The powers ontology accepts necessary connections in nature, in which the causal interactions of a thing, in virtue of its properties, can be essential to it. Instead of contingently related cause and effect, we have power and its manifestation, which remain distinct existences but with a necessary connection between. (kl 5971)
The language of causal powers allows us to incorporate a number of typical causal assertions in the social sciences: "Organizations of type X produce lower rates of industrial accidents," "paramilitary organizations promote fascist mobilization," "tenure systems in research universities promote higher levels of faculty research productivity." In each case we are asserting that a certain kind of social organization possesses, in light of the specifics of its rules and functioning, a disposition to stimulate certain kinds of participant behavior and certain kinds of aggregate outcomes. This is to attribute a specific causal power to species of organizations and institutions.

Stuart Glennan's "Mechanisms" is also highly relevant to causation in the social realm. Here is how Glennan puts the mechanisms theory (quoting his own earlier formulations):
Glennan ... characterizes mechanisms in this way: 'A mechanism underlying a behavior is a complex system which produces that behavior by the interaction of a number of parts according to direct causal laws (Glennan 1996: 52). Glennan then suggests that two events are causally related when and only when they are connected by an intervening mechanism. (kl 7069)
This definition works pretty well with typical examples of social mechanisms, with one important exception -- the reference to "direct causal laws". When we say that Organization X works to minimize accidents, the sub-transactions that are involved in the workings of the overall process are not typically "direct causal laws," but rather the intelligible results of individual actors performing their actions within the rules, incentives, and sanctions of the organization. We can tell a mechanism story along these lines: "Organization X embodies a set of protocols of operation, a training regime, a supervisory regime, and and enforcement regime. The protocols have the result that, when followed consistently, accidents are rare. Employees are 'programmed' to perform their tasks according to this set of protocols. Supervisors are trained to observe and measure employee performance against the protocols. Enforcement provides sanctions and incentives for bad and good performance." The complex mechanism of the organization works to implement and maintain the smooth functioning of the guiding protocols. So the organization embodies just the kind of complex system that Glennan describes as a mechanism.

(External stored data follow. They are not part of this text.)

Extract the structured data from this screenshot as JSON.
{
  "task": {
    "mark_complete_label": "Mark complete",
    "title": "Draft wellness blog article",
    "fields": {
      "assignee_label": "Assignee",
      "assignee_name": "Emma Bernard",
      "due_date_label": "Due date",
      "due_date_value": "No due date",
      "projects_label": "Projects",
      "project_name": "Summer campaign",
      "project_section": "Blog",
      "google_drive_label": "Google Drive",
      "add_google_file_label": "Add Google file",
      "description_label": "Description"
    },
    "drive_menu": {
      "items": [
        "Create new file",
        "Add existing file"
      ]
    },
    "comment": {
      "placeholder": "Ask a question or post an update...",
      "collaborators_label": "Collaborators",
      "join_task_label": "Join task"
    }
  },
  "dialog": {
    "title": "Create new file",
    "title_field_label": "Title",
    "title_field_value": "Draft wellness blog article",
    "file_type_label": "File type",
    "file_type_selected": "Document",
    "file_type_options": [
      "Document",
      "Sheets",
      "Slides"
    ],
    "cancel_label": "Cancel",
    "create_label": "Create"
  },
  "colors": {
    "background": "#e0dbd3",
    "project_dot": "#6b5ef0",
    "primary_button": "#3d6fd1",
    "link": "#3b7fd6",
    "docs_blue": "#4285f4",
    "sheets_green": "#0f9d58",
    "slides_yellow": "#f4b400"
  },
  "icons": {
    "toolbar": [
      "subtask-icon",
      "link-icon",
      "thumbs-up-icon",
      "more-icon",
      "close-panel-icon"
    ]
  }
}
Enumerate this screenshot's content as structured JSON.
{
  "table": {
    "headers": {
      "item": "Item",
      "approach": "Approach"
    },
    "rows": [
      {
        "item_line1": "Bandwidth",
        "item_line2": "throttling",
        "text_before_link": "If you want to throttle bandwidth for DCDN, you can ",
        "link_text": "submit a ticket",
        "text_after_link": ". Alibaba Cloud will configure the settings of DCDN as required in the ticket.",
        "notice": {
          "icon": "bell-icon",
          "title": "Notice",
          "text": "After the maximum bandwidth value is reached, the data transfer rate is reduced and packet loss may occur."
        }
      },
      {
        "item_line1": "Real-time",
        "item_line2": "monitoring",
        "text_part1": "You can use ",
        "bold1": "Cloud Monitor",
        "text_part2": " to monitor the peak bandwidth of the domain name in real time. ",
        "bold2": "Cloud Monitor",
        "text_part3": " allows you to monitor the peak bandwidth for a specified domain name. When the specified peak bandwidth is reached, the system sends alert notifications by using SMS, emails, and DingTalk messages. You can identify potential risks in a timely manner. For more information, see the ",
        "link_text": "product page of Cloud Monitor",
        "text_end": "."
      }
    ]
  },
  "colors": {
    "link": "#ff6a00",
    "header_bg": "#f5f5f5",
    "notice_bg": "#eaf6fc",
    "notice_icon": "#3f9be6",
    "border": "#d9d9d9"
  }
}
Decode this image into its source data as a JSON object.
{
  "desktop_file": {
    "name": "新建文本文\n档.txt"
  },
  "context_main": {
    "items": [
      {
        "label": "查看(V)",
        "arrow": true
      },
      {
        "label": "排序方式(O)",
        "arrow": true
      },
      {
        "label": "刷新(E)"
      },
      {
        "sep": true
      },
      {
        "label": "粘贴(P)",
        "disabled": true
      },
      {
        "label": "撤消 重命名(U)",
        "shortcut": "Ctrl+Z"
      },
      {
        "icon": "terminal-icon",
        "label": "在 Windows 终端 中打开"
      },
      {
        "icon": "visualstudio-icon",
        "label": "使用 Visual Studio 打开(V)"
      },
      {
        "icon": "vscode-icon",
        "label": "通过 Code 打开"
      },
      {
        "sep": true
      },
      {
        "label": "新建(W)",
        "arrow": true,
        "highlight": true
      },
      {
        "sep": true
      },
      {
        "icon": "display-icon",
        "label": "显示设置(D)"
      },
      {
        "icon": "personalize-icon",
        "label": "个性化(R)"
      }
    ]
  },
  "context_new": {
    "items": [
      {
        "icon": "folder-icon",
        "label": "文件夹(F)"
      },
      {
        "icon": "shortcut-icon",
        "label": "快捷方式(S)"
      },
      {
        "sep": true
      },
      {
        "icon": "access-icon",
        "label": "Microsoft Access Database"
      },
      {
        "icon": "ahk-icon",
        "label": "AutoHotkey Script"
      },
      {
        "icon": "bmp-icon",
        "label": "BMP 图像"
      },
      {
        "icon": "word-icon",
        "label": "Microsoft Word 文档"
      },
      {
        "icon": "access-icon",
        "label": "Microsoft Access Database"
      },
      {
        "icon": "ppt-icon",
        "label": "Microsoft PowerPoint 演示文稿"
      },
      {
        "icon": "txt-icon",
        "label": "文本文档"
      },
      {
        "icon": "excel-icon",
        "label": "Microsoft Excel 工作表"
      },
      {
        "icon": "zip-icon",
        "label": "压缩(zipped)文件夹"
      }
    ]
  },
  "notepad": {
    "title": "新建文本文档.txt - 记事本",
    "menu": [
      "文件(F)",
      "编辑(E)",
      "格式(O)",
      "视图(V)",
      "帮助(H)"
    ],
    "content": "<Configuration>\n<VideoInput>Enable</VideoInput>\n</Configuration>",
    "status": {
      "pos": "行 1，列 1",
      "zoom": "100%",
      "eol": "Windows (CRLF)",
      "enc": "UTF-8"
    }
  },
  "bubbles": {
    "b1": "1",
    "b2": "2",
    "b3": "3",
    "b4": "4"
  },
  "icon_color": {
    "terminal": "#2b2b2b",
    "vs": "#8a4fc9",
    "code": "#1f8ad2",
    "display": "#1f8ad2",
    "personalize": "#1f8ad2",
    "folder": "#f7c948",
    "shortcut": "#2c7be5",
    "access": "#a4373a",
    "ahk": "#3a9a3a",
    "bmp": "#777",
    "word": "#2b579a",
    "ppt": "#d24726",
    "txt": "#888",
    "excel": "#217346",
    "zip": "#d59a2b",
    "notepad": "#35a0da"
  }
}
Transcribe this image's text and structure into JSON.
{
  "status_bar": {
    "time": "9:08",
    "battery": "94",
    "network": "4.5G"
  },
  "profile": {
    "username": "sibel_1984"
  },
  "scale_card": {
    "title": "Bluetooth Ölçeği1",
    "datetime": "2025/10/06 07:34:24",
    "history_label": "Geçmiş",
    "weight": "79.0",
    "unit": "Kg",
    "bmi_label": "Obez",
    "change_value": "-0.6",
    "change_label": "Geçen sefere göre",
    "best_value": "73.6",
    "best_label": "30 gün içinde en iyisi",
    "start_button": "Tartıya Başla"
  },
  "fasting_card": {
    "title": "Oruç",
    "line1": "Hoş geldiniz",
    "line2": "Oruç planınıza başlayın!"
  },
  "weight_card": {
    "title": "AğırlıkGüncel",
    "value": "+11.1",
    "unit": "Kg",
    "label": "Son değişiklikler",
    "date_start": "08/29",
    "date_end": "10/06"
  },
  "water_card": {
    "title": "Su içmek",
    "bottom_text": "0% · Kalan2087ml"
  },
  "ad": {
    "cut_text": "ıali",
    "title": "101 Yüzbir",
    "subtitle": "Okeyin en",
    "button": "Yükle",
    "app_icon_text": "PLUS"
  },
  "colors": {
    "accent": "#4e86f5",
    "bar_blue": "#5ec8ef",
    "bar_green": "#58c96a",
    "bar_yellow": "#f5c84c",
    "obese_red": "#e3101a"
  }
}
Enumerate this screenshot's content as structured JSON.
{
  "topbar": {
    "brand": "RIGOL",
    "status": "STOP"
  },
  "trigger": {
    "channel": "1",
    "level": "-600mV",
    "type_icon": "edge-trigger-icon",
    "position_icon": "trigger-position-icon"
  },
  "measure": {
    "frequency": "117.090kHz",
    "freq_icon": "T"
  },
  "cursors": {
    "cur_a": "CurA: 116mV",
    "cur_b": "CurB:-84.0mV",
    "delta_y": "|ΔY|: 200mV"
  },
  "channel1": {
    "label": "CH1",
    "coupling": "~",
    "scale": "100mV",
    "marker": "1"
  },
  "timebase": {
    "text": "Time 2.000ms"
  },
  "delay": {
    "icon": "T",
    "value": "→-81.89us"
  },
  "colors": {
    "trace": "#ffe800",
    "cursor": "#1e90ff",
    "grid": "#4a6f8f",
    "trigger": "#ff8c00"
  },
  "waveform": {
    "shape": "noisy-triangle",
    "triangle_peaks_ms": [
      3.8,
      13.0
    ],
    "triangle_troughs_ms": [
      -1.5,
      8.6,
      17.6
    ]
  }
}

So the Handbook is a good resource for all of us who are interested in working through a more satisfactory account of what it means to look at social phenomena as embodying causal relations in ways that support explanations.

(The photo of ice forming on glass included above is a metaphorical reference to social causation. Intricate patterns have emerged from a causal process; but it is a process that reflects a high degree of contingency and path-dependency across the expanse of the scene. And there is no overall order to the multiple patterns that emerge; each location is independent of other locations, and there is no answer to questions like this: "Why is Structure A located in the particular position and orientation that it is found to be?" Patterns coalesce and they do so as a result of locally operative causal processes, but there is no overall guiding hand or teleology to the process. The greatest disanalogy I can see here is the fact that the ice-formation process is much simpler than typical social-causal systems. Instead of a single causal mechanism at work in the ice case, there are dozens of overlapping and interactive causal mechanisms at work in most social processes.)